The week kicked off with Cisco's announcement of a new Unified Network Services portfolio. The package includes a new set of switches, new members of the Unified Computing family and new virtual Wide Area Application Service (WAAS) and security components. The overriding goal, long stated by the company, is to provide a broad platform capable of delivering any network service across any computing environment through a joint Unified Fabric/Unified Computing framework, all the while reserving full control of data to the enterprise even if the environment stretches onto the public cloud.
The backbone of this architecture, of course, is the switch layer, to which Cisco added several key components. The Nexus 5548 doubles port density to 48, each of which can be configured as either Ethernet or Fibre Channel using an expansion slot. In addition, there is a new fabric extender for the Nexus 5000 that provides additional deployment options for low server-density environments, including the ability to tie into the Nexus 7000 for large-scale 100M/1Gb connectivity. There's also a new Catalyst 6513-E chassis capable of 2 Tb switching capacity.

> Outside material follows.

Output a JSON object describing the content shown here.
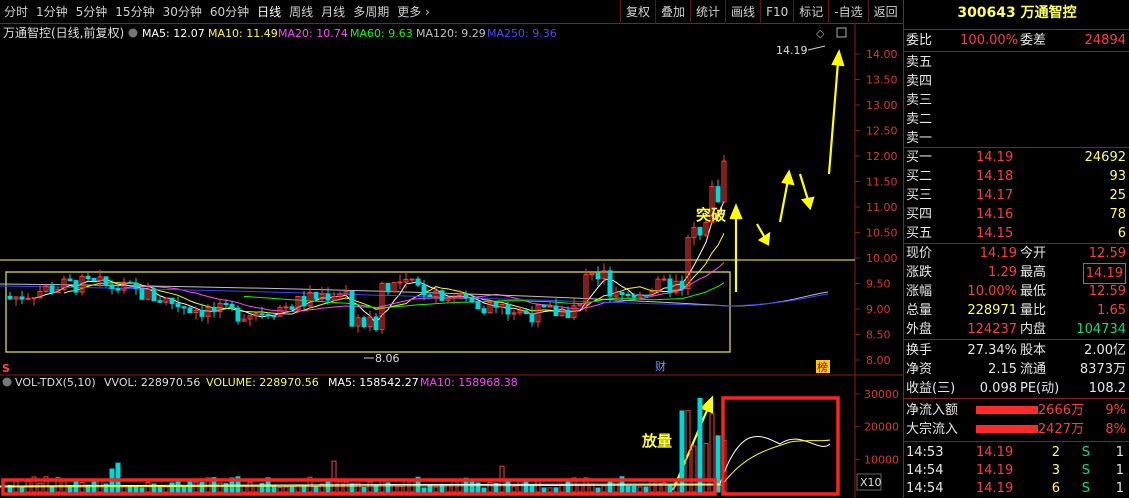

Not to be outdone, Brocade announced a new MLXe core router and accompanying blade, the first to tout the new 100 GbE standard. The set provides backward compatibility with MLX, MLXe and NetIron blades and routers and helps drive the MLXe fabric to more than 15 Tbps capability. The router is available in 4-, 8-, 16- and 32-slot configurations while the blade will top $200,000 for a dual 100 GbE port configuration.
Brocade also announced a new unified management platform that brings full SAN and IP control under one roof. The Brocade Network Advisor spans the full gamut of IP and Fibre Channel/FCoE SANs, as well as wireless networks and Multiprotocol Label Switching (MPLS) networks. The package aims to provide for non-stop network availability and improved application optimization and is designed to provide a seamless upgrade path from either the IronView or Data Center Fabric Manager stacks.
The steady drip of unified data center products is testament to the fact that this magnitude of architectural conversion is going to be a journey, rather than a quick technology fix. Full unification will probably elude even the most advanced data centers for many years to come.
The measure of success, then, should not be gauged upon what a fully unified architecture will provide when all is said and done, but whether each step on the journey provides a meaningful return on both profits and productivity.
Sure, the top vendors are angling for bigger market share, but it's in your best interests to ensure that their solutions are both effective in the short term and expandable as the unified strategy plays out.
To paraphrase Franklin: "Watch the components, and the network will take care of itself."